Quote of the Week

Great quote here today for you. This is just so true! Good advice. I have been saying a similar sort of thing to patients for years.

Many functional medicine patients arrive with their stamina for the process already used up. They’ve seen a dozen doctors. They’ve been feeling bad for a long time. They’re impatient. Their confidence level is low. They’re really hoping for some early indication that the plan you’re engaging together is going to work.

In many cases, their feeling of urgent need can start to intrude into the clinician-patient interaction. In particular, the patient will often feel that they need to impress upon the clinician how bad they feel, how urgently they need to see improvement, and how anxious they are about the process. They express this urgency in the way they talk, in the way they emote, and in how they hold themselves physically. All these facets of their expression of the experience of their illness can be sources of enormous stress. This is what I often tell them.

I’m going to hold the urgency for both of us, so you can relax. Your job is to be patient. It’s taken you a long time to get into this situation. There are a lot of components to the biology of what’s going on in your case. We need to manage the process in stages, so that the process can feel manageable to you and especially so that we can increase the likelihood of success.

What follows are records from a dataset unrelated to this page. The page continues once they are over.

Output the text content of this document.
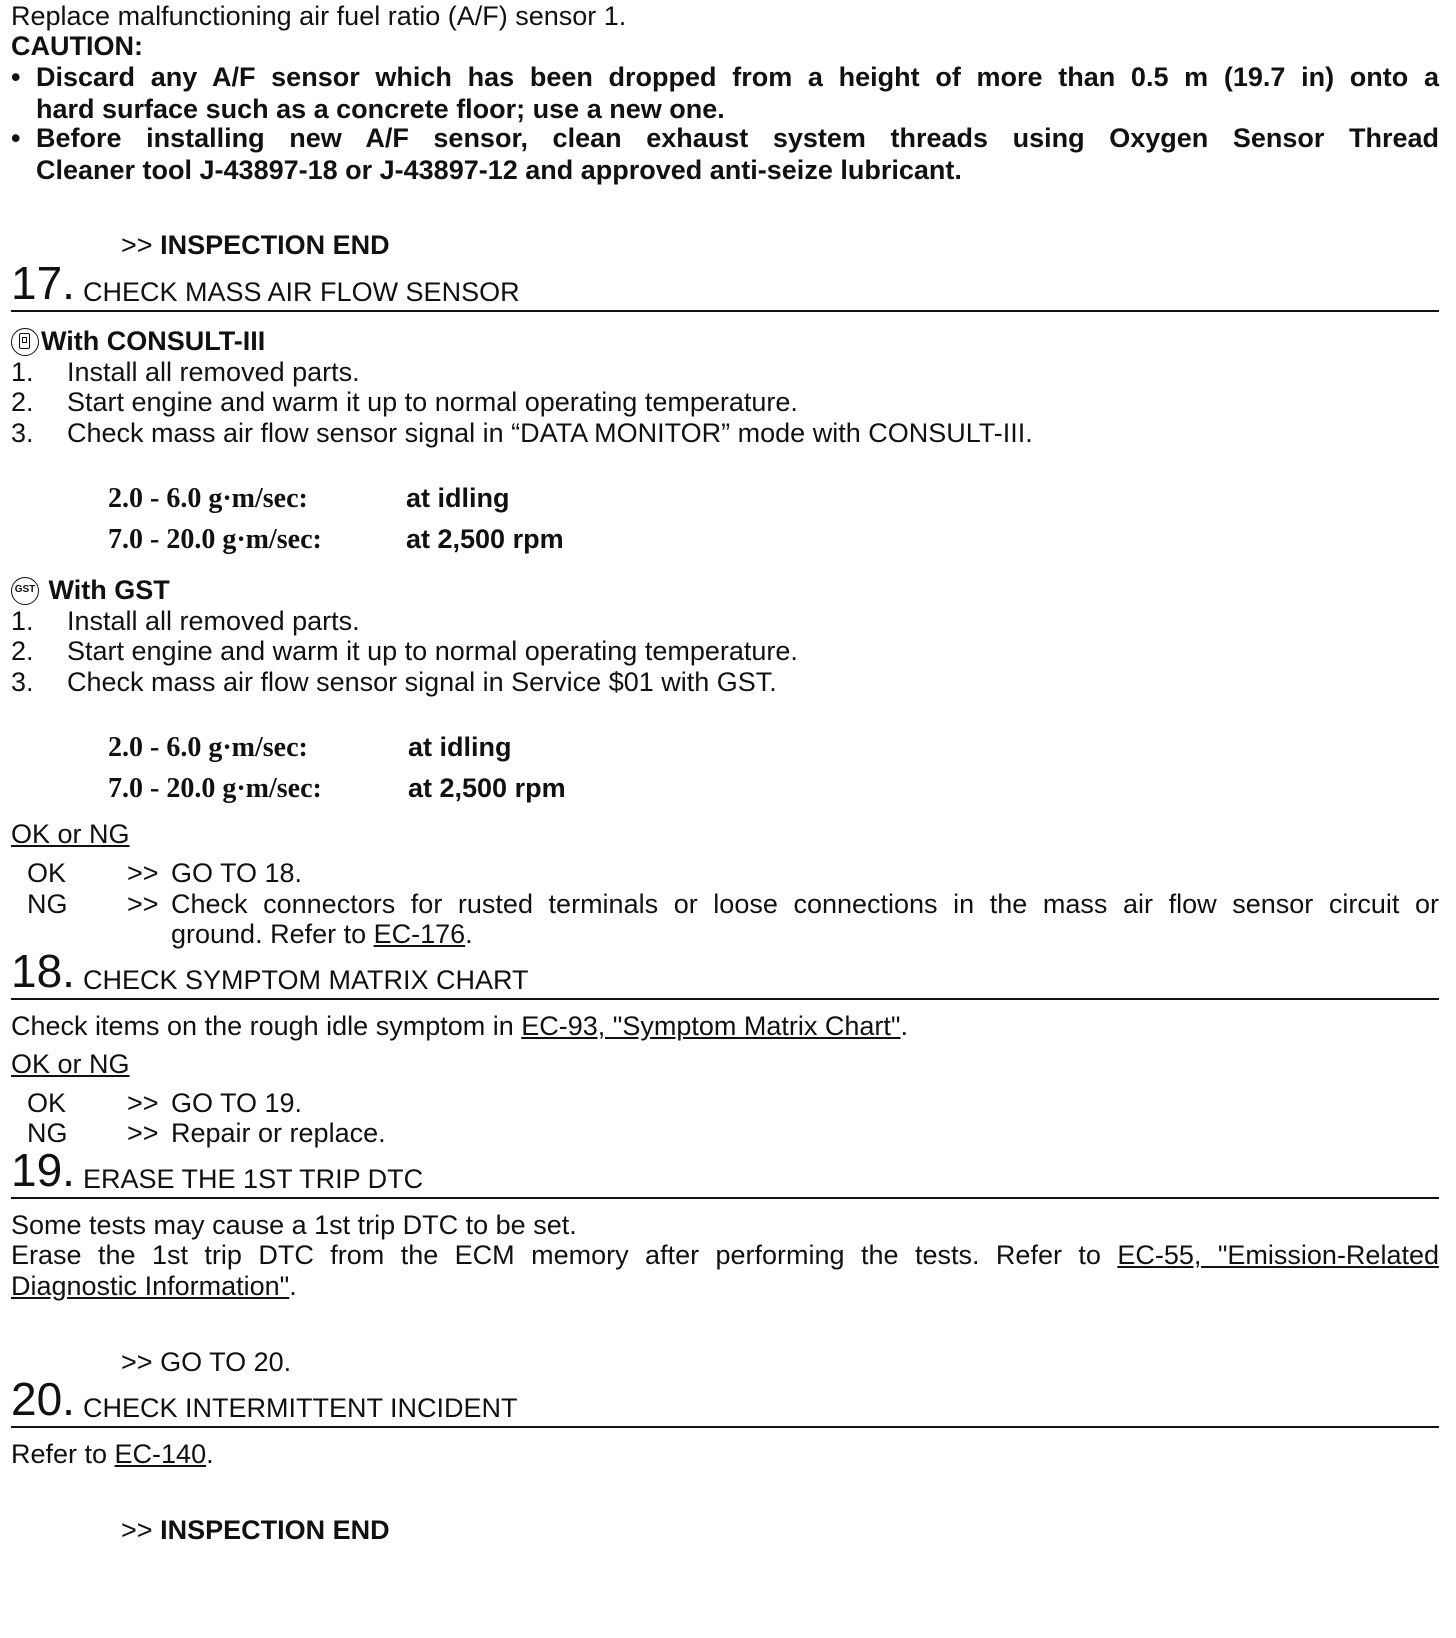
Replace malfunctioning air fuel ratio (A/F) sensor 1.
CAUTION:
• Discard any A/F sensor which has been dropped from a height of more than 0.5 m (19.7 in) onto a
hard surface such as a concrete floor; use a new one.
• Before installing new A/F sensor, clean exhaust system threads using Oxygen Sensor Thread
Cleaner tool J-43897-18 or J-43897-12 and approved anti-seize lubricant.
>> INSPECTION END
17. CHECK MASS AIR FLOW SENSOR
With CONSULT-III
1. Install all removed parts.
2. Start engine and warm it up to normal operating temperature.
3. Check mass air flow sensor signal in “DATA MONITOR” mode with CONSULT-III.
2.0 - 6.0 g·m/sec:	at idling
7.0 - 20.0 g·m/sec:	at 2,500 rpm
GST With GST
1. Install all removed parts.
2. Start engine and warm it up to normal operating temperature.
3. Check mass air flow sensor signal in Service $01 with GST.
2.0 - 6.0 g·m/sec:	at idling
7.0 - 20.0 g·m/sec:	at 2,500 rpm
OK or NG
OK >> GO TO 18.
NG >> Check connectors for rusted terminals or loose connections in the mass air flow sensor circuit or
ground. Refer to EC-176.
18. CHECK SYMPTOM MATRIX CHART
Check items on the rough idle symptom in EC-93, "Symptom Matrix Chart".
OK or NG
OK >> GO TO 19.
NG >> Repair or replace.
19. ERASE THE 1ST TRIP DTC
Some tests may cause a 1st trip DTC to be set.
Erase the 1st trip DTC from the ECM memory after performing the tests. Refer to EC-55, "Emission-Related
Diagnostic Information".
>> GO TO 20.
20. CHECK INTERMITTENT INCIDENT
Refer to EC-140.
>> INSPECTION END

But being patient is your job. I don’t for a moment want you to think I’m going to be patient. I’m going to hold the urgency for both of us. You just settle in and do great work on your side of the collaboration. That will allow you to be less anxious. You don’t need to worry that I don’t get it. I get that you feel bad. I get that it’s been a long time. I get that you feel urgent about wanting to see improvement. That all makes complete sense to me and I’m on board for doing that work with you. So, while you’re doing your work at a steady pace, I’ll be thinking, “Peggy has to get better as fast as possible. How can I help her move the process forward faster?”

In my experience, when I let the patient know that I’m acknowledging their feeling of urgency, acknowledging that they feel bad and are hoping for a good outcome soon, they don’t feel like they have to hold it all themselves. And, perhaps most importantly, they don’t have to emote it at me, as a way to try to get me moving. When I make it clear that I’m fully onboard and holding the urgency for both of us, they calm down. When they calm down, their stress chemistry is reduced. This reduces their inflammation and other stress-related issues. The tide starts to turn before you’ve even done any treatment, just from this step. It can still be a long road, but you’ve started the process well.

Dr Yanuck

2 Replies to “Quote of the Week”

    1. Yes, I should have it written down on a laminated sheet and give it to patients lol! I saw another one yesterday where you had to agree before applying for a consultation that you may need to work for 1-3 years (this was on MCAS), are you OK with that? Managing expectations, if a little scary – and expensive!!